Selections from copywriting artist biographies in 140 words or less; originally written for Artsy.net. ◊◊

 

JOSÉ CLEMENTE OROZCO
Mexican, 1883-1949

Alongside Diego Rivera and David Alfaro Siqueiros, José Clemente Orozco was one of the major muralists of the Mexican Revolution. In spite of losing his left hand and sight in one eye, Orozco persisted in his artistic career with a biting sense of humor and critical eye. Like Rivera and Siqueiros, Orozco studied at the San Carlos Academy for Fine Arts in Mexico City, and painted everyday subjects in a realist style. He studied with Gerardo Murillo, a radical who encouraged his students to reject European influences and embrace Mexican traditions. Bolstered by these ideas, Orozco became increasingly involved with social and political activism via his art. He made easel paintings and caricatures for a radical paper, but his public works—grand, allegorical murals throughout North America depicting historical scenes, uprisings, and suffering—would become his greatest legacy.

RUFINO TAMAYO
Mexican, 1899-1991

Rufino Tamayo, a Mexican artist of Zapotecan Indian descent, combined European painting ideologies and Mexican folk motifs in his paintings and prints. Tamayo, who admired Pablo Picasso, Georges Braque, and Henri Matisse, developed a strong interest in pre-Columbian art while working at the National Museum of Archaeology in Mexico City. He reacted against the political overtones of the Mexican muralists Diego Rivera, David Alfaro Siqueiros, and José Clemente Orozco. Instead, he was concerned with form and symbolism, and fusing a Mexican style with Cubism and Surrealism.
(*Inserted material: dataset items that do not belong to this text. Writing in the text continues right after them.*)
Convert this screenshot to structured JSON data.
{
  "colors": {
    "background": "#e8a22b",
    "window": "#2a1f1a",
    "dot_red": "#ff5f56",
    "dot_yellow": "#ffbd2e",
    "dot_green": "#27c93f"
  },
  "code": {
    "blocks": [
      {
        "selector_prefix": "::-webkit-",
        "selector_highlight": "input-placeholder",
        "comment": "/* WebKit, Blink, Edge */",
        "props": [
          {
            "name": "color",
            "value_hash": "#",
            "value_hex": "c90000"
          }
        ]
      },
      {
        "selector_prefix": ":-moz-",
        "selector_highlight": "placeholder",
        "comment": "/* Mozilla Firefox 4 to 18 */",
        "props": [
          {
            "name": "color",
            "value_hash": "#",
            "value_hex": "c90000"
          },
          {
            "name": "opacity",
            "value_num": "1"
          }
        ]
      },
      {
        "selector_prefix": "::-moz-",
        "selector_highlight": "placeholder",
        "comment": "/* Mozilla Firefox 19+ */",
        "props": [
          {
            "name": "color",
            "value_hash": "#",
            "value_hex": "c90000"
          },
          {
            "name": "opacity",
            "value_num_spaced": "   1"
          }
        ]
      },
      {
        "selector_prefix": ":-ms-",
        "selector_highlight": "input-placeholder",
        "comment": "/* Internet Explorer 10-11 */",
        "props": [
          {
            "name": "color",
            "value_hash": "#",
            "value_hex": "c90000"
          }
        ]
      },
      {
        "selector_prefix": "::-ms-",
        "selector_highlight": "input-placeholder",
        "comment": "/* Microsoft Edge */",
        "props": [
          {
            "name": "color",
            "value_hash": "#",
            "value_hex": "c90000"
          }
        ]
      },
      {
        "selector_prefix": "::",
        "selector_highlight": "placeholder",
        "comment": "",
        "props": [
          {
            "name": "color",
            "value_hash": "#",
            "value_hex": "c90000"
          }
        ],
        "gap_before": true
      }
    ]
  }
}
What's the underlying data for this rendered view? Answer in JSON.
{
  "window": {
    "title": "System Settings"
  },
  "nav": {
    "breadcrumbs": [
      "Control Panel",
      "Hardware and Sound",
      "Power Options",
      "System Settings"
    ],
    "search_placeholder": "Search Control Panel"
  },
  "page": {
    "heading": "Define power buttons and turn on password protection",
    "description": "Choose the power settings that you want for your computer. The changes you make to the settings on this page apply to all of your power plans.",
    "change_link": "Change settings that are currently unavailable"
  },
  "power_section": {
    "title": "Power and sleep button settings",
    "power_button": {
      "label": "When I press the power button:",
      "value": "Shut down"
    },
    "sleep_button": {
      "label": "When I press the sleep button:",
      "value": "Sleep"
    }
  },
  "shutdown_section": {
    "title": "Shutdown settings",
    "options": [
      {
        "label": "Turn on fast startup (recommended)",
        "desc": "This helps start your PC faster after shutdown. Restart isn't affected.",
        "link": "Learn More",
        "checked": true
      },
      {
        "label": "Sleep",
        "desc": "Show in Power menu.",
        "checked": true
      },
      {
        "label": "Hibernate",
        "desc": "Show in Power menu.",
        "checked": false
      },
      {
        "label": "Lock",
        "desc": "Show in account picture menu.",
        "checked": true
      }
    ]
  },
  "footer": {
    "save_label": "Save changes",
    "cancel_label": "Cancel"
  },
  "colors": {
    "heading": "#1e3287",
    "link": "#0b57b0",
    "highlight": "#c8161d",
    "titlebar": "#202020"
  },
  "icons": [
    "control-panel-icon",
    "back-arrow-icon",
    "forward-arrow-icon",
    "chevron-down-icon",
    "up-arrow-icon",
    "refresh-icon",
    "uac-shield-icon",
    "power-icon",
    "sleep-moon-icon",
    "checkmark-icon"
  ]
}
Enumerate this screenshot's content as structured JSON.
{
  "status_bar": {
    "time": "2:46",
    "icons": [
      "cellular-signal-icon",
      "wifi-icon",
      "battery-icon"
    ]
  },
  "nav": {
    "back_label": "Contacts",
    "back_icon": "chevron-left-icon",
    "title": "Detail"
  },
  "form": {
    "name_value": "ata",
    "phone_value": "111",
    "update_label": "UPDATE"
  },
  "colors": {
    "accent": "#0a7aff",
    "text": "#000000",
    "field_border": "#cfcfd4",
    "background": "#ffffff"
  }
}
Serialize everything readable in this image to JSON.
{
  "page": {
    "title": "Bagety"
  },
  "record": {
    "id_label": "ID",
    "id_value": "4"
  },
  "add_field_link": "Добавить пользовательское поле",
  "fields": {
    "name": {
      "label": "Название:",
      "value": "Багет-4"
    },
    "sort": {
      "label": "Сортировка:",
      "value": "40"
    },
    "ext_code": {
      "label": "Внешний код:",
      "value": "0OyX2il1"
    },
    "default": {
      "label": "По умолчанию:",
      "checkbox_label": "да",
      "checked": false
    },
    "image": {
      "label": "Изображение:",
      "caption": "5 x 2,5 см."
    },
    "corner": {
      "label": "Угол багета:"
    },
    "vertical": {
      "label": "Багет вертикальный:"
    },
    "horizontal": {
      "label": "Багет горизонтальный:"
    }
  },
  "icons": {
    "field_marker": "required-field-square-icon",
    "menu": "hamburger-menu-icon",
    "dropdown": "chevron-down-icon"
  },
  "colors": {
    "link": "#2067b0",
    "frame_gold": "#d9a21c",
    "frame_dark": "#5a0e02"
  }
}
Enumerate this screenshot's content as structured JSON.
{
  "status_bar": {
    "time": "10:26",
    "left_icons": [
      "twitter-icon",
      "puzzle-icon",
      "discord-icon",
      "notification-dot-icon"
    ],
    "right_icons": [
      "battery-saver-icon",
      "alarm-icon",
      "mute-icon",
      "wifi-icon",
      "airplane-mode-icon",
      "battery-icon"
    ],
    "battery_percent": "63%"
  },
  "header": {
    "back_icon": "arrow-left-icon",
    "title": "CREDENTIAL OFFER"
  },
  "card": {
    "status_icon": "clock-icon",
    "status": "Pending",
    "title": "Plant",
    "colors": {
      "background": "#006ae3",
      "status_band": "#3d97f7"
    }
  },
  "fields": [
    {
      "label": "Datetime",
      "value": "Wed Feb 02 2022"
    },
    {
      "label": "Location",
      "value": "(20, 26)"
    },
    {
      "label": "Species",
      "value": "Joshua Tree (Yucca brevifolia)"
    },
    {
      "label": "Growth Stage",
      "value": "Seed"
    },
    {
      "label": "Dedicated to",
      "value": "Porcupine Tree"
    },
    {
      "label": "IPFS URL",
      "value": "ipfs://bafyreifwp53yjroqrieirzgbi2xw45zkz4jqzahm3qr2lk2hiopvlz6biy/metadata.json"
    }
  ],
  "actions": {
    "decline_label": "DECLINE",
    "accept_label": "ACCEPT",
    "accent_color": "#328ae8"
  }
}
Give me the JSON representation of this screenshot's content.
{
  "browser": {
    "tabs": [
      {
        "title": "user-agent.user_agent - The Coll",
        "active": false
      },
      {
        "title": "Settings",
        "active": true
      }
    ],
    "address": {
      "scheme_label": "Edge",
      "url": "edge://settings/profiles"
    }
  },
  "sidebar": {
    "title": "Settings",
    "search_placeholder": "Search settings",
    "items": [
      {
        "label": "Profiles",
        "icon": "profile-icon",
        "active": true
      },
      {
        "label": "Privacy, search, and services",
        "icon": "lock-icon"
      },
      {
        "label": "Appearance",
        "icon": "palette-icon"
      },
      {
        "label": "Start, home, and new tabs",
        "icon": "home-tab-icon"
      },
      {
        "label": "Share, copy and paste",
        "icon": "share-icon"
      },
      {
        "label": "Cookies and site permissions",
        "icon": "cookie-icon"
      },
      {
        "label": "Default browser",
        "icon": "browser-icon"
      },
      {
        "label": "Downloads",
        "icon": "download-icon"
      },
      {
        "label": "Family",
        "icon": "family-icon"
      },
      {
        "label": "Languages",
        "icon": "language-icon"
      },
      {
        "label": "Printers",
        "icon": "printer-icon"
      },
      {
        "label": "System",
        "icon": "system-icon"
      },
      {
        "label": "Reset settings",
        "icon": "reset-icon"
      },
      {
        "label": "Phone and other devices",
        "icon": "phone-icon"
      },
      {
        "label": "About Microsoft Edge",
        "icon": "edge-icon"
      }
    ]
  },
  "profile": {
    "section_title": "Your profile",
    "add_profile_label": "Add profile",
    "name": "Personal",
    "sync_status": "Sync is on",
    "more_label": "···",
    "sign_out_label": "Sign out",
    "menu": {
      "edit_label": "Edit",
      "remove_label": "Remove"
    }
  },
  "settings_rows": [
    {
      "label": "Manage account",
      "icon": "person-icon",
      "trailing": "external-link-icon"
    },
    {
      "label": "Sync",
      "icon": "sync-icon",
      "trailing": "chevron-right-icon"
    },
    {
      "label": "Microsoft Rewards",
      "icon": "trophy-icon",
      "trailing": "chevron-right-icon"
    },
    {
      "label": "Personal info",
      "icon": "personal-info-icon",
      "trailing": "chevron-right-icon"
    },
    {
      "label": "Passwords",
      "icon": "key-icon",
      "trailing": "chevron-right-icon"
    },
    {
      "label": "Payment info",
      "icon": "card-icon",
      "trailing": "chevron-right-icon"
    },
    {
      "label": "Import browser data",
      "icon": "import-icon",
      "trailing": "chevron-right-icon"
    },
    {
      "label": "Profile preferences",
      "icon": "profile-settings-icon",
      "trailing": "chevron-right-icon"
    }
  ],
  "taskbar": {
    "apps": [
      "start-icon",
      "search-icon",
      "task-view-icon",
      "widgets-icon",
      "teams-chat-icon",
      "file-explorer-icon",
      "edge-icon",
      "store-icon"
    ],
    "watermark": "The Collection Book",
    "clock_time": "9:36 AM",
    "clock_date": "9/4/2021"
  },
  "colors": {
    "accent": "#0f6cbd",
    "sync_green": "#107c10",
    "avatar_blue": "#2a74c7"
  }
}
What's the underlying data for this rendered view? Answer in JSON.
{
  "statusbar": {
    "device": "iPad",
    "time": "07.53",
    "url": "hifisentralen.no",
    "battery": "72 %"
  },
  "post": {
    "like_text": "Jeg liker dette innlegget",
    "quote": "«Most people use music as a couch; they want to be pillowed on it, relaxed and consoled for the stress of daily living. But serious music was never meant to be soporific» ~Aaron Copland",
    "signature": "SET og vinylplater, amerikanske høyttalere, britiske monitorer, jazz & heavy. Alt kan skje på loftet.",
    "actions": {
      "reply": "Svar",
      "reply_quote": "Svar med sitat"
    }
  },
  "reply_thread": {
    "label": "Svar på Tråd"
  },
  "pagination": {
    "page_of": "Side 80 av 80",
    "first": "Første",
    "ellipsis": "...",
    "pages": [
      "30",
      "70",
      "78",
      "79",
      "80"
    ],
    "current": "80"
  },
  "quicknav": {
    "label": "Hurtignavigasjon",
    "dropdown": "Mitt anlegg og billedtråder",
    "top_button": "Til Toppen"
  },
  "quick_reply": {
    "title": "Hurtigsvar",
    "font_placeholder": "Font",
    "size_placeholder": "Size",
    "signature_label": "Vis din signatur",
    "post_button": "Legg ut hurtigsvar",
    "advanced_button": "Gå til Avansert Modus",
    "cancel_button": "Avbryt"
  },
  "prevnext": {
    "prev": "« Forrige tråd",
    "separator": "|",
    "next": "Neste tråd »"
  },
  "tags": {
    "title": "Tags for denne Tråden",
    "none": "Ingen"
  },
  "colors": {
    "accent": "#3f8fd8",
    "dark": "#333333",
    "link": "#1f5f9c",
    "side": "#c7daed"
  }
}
He was also active in the development of Mixografia, a printmaking technique used to create deeply textured effects.

DAVID ALFARO SIQUEIROS
Mexican, 1896-1974

David Alfaro Siqueiros was a leading figure in the Mexican school of great mural painters, alongside José Clemente Orozco and Diego Rivera, and was wildly prolific in his career. His work often featured social and political subjects, but his style was influenced by Francisco Goya, religious art, and Italian Futurism. Siqueiros’s works are distinguished for their use of dynamic perspective, monumental forms, dramatic shadows, and limited color palettes. In addition to painting, Siqueiros was an avid political activist with a tumultuous personal history: he once led a student strike against San Carlos Academy, and his more violent activities landed him in jail and, eventually, exile.

FRIDA KAHLO
Mexican, 1907-1954

Frida Kahlo’s life has become as iconic as her work, in no small part because she was her own most popular subject: roughly one third of her entire oeuvre is self-portraiture. Her works were intensely personal and political, often reflecting her turbulent inner life, her illness, and her relationship with the revolutionary muralist Diego Rivera. Kahlo dedicated her life and her art to the Mexican Revolution and the simultaneous artistic renaissance it engendered. Her style of painting has been widely categorized—Rivera considered her a realist, while André Breton considered her a Surrealist, but Kahlo eschewed labels entirely. “I paint my own reality,” she wrote. “The only thing I know is that I paint because I need to, and I paint whatever passes through my head without any other consideration.” She identified most strongly with Mexican popular and folk art, also evidenced in her habit of dressing elaborately in Tehuana costumes.